ARGENTINA |
Quisiera bajar a la placita de la esquina y jugar con las otras nenas. Al menos, abrir las ventanas para espiar las terrazas. Pero mamá no quiere. Todo es no, no, no, que la seguridad, que si me ven. Ni siquiera me deja asomarme al pasillo.
Me gustaría llamarla ahora y decirle: Hola, ¿má? ¿Sabés algo? Quedarme encerrada en este departamento está malisímo. Ya cumplí once años, estoy grande, soy capaz de controlarme para que no me descubran los zapallos. Encima el matecocido tiene yerba flotando adentro otra vez. Ni hablar de dejarme unas galletitas, obvio. Me hace acordar a esa prima que me cuidaba antes, no quería jugar conmigo y se la pasaba chateando con el celular.
En la otra punta de la mesa está la azucarera. Al lado, la cucharita que dice Acero inoxidable en el mango. Me concentro en los puntitos de colores, esos que andan en el aire, los que nadie ve, y armo una cinta.
Enredo la cinta a la cucharita, la levanto, la lleno de azúcar, la muevo hasta la taza, vuelco y revuelvo. Mamá dice que hago flotar las cosas, para mí es igual a agarrarla con la mano, no tiene nada de extraordinario, como este matecocido. Lástima que no pueda tomarlo de cabeza; la tele la veo así, patas para arriba, envuelta en cintas que me sostienen.
El sábado me animé y le dije, má, las plantas de la ventana toman más sol que yo. Me acuerdo bien, estábamos acá, en la cocina. Ella estaba parada del otro lado de la mesa. Fumaba uno de sus cigarrillos finitos. El humo se mezclaba con la luz que dejaba pasar la persiana. No dijo nada. Los puntitos a su alrededor se habían puesto oscursos, una mala señal. Al ratito, me dijo que igual no podía salir. Sos mala, te pareces a los zapallos, le dije mirándola fijo a los ojos y a ella se le cayó el cigarillo. Hija, lo levantó con manos temblorosas, por favor entendelo: la gente maltrata a los raros.
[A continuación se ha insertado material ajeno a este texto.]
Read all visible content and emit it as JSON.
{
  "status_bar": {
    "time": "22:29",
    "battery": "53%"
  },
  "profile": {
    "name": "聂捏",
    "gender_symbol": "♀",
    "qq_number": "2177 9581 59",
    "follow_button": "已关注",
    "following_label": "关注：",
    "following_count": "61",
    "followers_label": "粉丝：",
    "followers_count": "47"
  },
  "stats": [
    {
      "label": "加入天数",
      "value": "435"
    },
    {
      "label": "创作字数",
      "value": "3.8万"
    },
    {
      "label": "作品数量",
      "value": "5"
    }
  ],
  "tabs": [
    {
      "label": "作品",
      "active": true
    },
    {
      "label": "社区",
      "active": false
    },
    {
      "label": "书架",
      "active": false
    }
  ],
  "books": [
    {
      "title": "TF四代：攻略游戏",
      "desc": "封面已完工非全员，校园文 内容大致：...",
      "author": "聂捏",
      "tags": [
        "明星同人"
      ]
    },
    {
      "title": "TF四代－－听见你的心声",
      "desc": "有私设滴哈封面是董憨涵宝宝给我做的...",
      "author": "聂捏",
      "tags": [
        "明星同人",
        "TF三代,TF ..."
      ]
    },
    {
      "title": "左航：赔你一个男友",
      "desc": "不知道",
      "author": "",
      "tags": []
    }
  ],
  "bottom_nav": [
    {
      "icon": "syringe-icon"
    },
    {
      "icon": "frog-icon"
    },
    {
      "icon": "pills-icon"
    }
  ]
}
Aplastó el cigarrillo en la pila de platos sucios y salió de la cocina. ¡Quiero pasear como los demás! le grité, pero se metió en el cuarto y a mí se me retorció la panza.
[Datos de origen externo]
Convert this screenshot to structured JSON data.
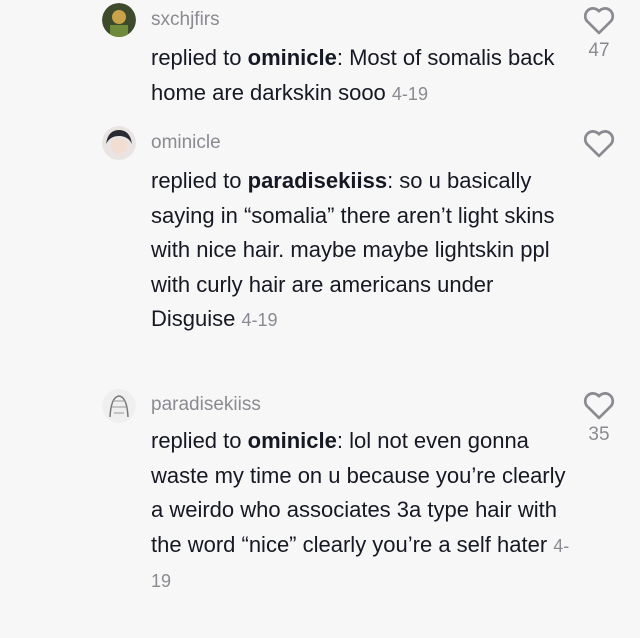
{
  "comments": [
    {
      "username": "sxchjfirs",
      "reply_prefix": "replied to ",
      "reply_to": "ominicle",
      "text": ": Most of somalis back home are darkskin sooo",
      "date": "4-19",
      "likes": "47"
    },
    {
      "username": "ominicle",
      "reply_prefix": "replied to ",
      "reply_to": "paradisekiiss",
      "text": ": so u basically saying in “somalia” there aren’t light skins with nice hair. maybe maybe lightskin ppl with curly hair are americans under Disguise",
      "date": "4-19",
      "likes": ""
    },
    {
      "username": "paradisekiiss",
      "reply_prefix": "replied to ",
      "reply_to": "ominicle",
      "text": ": lol not even gonna waste my time on u because you’re clearly a weirdo who associates 3a type hair with the word “nice” clearly you’re a self hater",
      "date": "4-19",
      "likes": "35"
    }
  ],
  "icons": {
    "like": "heart-outline-icon"
  },
  "colors": {
    "background": "#f7f7f7",
    "text": "#161823",
    "muted": "#8a8b91"
  }
}
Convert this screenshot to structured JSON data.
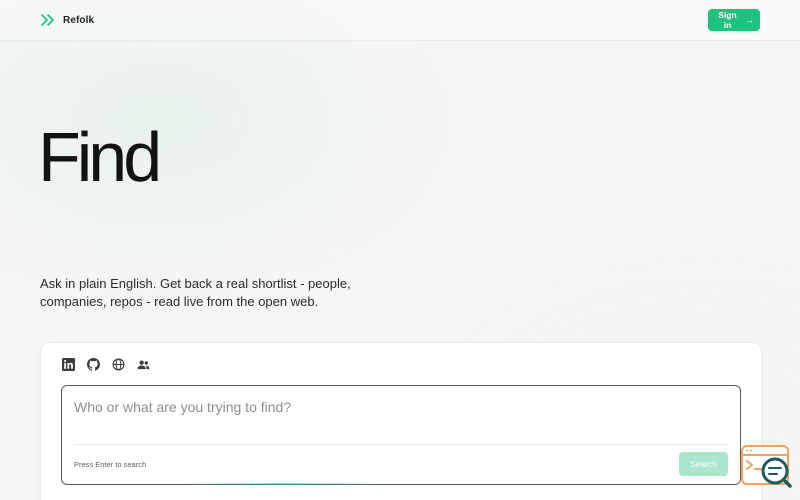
{
  "app": {
    "name": "Refolk"
  },
  "header": {
    "signin_label": "Sign in",
    "signin_arrow": "→"
  },
  "hero": {
    "title": "Find",
    "subtitle": "Ask in plain English. Get back a real shortlist - people, companies, repos - read live from the open web."
  },
  "search": {
    "sources": [
      {
        "icon": "linkedin-icon"
      },
      {
        "icon": "github-icon"
      },
      {
        "icon": "globe-icon"
      },
      {
        "icon": "people-icon"
      }
    ],
    "placeholder": "Who or what are you trying to find?",
    "value": "",
    "hint": "Press Enter to search",
    "button_label": "Search"
  },
  "colors": {
    "accent": "#1ec27e",
    "accent_disabled": "#a9e6cb",
    "widget_orange": "#f2a15e",
    "widget_teal": "#1f5b5c"
  }
}
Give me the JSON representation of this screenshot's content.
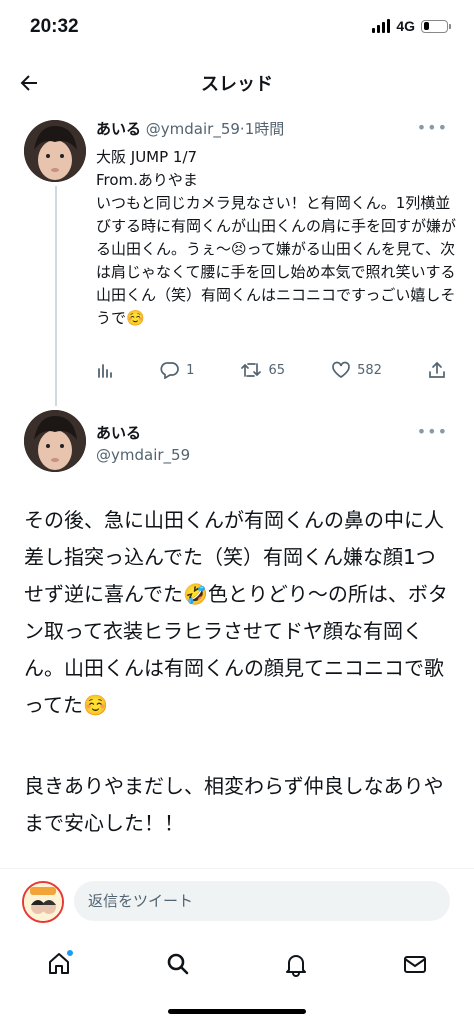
{
  "status_bar": {
    "time": "20:32",
    "network": "4G",
    "battery_level": 0.25
  },
  "header": {
    "title": "スレッド"
  },
  "tweet1": {
    "name": "あいる",
    "handle": "@ymdair_59",
    "time": "·1時間",
    "text": "大阪 JUMP 1/7\nFrom.ありやま\nいつもと同じカメラ見なさい！と有岡くん。1列横並びする時に有岡くんが山田くんの肩に手を回すが嫌がる山田くん。うぇ〜😣って嫌がる山田くんを見て、次は肩じゃなくて腰に手を回し始め本気で照れ笑いする山田くん（笑）有岡くんはニコニコですっごい嬉しそうで☺️",
    "replies": "1",
    "retweets": "65",
    "likes": "582"
  },
  "tweet2": {
    "name": "あいる",
    "handle": "@ymdair_59",
    "text": "その後、急に山田くんが有岡くんの鼻の中に人差し指突っ込んでた（笑）有岡くん嫌な顔1つせず逆に喜んでた🤣色とりどり〜の所は、ボタン取って衣装ヒラヒラさせてドヤ顔な有岡くん。山田くんは有岡くんの顔見てニコニコで歌ってた☺️",
    "text2": "良きありやまだし、相変わらず仲良しなありやまで安心した！！"
  },
  "reply_bar": {
    "placeholder": "返信をツイート"
  },
  "nav": {
    "items": [
      "home-icon",
      "search-icon",
      "notifications-icon",
      "messages-icon"
    ]
  },
  "colors": {
    "accent": "#1d9bf0",
    "muted": "#536471"
  }
}
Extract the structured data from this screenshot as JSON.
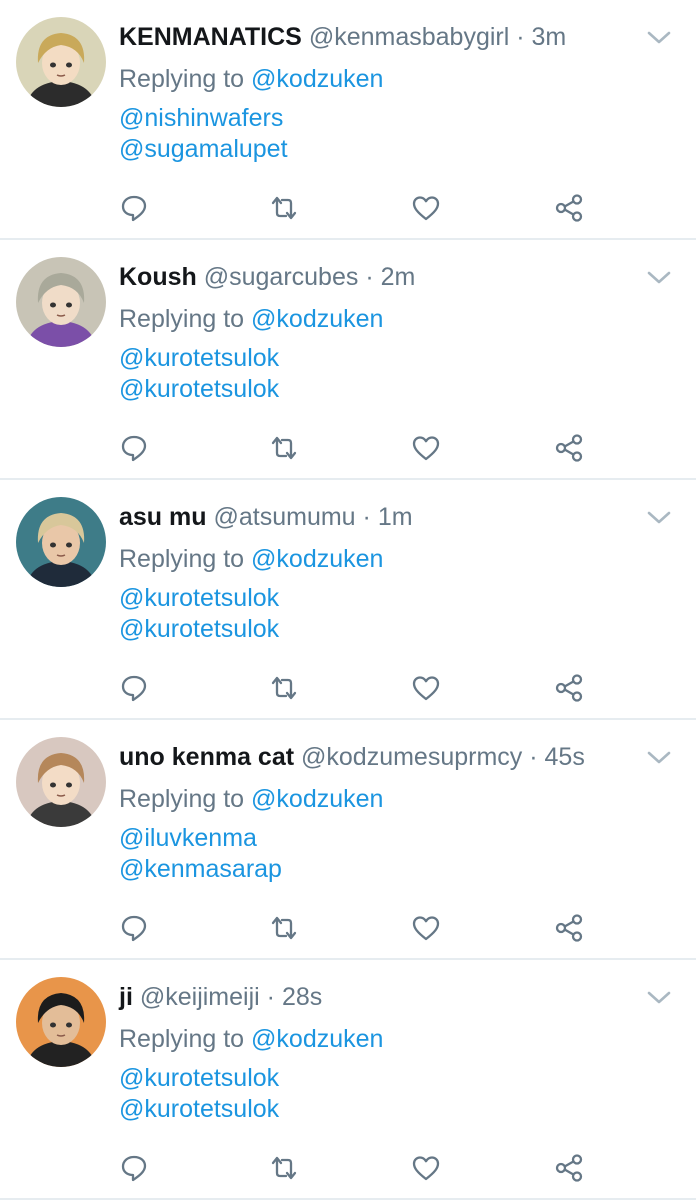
{
  "tweets": [
    {
      "name": "KENMANATICS",
      "handle": "@kenmasbabygirl",
      "time": "3m",
      "replying_label": "Replying to",
      "replying_to": "@kodzuken",
      "mentions": [
        "@nishinwafers",
        "@sugamalupet"
      ],
      "avatar": {
        "bg": "#d9d5b8",
        "hair": "#c9a95a",
        "skin": "#f3dcc3",
        "shirt": "#2c2c2c"
      }
    },
    {
      "name": "Koush",
      "handle": "@sugarcubes",
      "time": "2m",
      "replying_label": "Replying to",
      "replying_to": "@kodzuken",
      "mentions": [
        "@kurotetsulok",
        "@kurotetsulok"
      ],
      "avatar": {
        "bg": "#c8c4b6",
        "hair": "#a9a99a",
        "skin": "#f0dcc8",
        "shirt": "#7b4fa8"
      }
    },
    {
      "name": "asu mu",
      "handle": "@atsumumu",
      "time": "1m",
      "replying_label": "Replying to",
      "replying_to": "@kodzuken",
      "mentions": [
        "@kurotetsulok",
        "@kurotetsulok"
      ],
      "avatar": {
        "bg": "#3e7c88",
        "hair": "#d8c79a",
        "skin": "#e9c7a8",
        "shirt": "#1f2b3a"
      }
    },
    {
      "name": "uno kenma cat",
      "handle": "@kodzumesuprmcy",
      "time": "45s",
      "replying_label": "Replying to",
      "replying_to": "@kodzuken",
      "mentions": [
        "@iluvkenma",
        "@kenmasarap"
      ],
      "avatar": {
        "bg": "#d8c8c0",
        "hair": "#b5875a",
        "skin": "#f3dcc6",
        "shirt": "#3a3a3a"
      }
    },
    {
      "name": "ji",
      "handle": "@keijimeiji",
      "time": "28s",
      "replying_label": "Replying to",
      "replying_to": "@kodzuken",
      "mentions": [
        "@kurotetsulok",
        "@kurotetsulok"
      ],
      "avatar": {
        "bg": "#e8954a",
        "hair": "#1c1c1c",
        "skin": "#e3bd98",
        "shirt": "#222222"
      }
    }
  ],
  "colors": {
    "name": "#14171a",
    "meta": "#657786",
    "link": "#1b95e0",
    "divider": "#e6ecf0"
  },
  "icons": {
    "reply": "reply-icon",
    "retweet": "retweet-icon",
    "like": "heart-icon",
    "share": "share-icon",
    "menu": "chevron-down-icon"
  }
}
Ella no era así, casi siempre la rodeaban puntitos multicolores. No me hacía el desayuno de compromiso. Juntas la pasábamos súper. Me llevaba a la placita, al mercado o nos tomábamos el Subte para ir al centro, a comprar ropa o a comer en el Palacio de la Papa Frita. Guardate los trucos para casa, Pilu, me decía. Yo me cuidaba de no jugar con los puntitos y teníamos una tarde re linda. A la noche charlábamos en la cama sobre el paseo. Hasta me dejaba ir al colegio. Cambió cuando empecé a iluminarme.
Fue hace unos meses. Cenábamos. Mamá había preparado jugo de naranja y, mientras servía los vasos, dijo que no le gustaba el vecino de abajo. Es un chismoso con cara de huevo, dijo. Yo me lo imaginé con un pollito saliéndole por la oreja y casi me ahogo de la risa, tuve que taparme la boca para no escupir los fideos. Comenzó a cosquillearme la piel y, después, brillé, era un celular encendido en la oscuridad. Me di cuenta de que mamá me miraba con los ojos grandotes y la boca abierta, igual que la primera vez que levanté el televisor con una cinta. Me asusté y la luz se desvaneció. Esto es demasiado, dijo mamá, y se fue al cuarto.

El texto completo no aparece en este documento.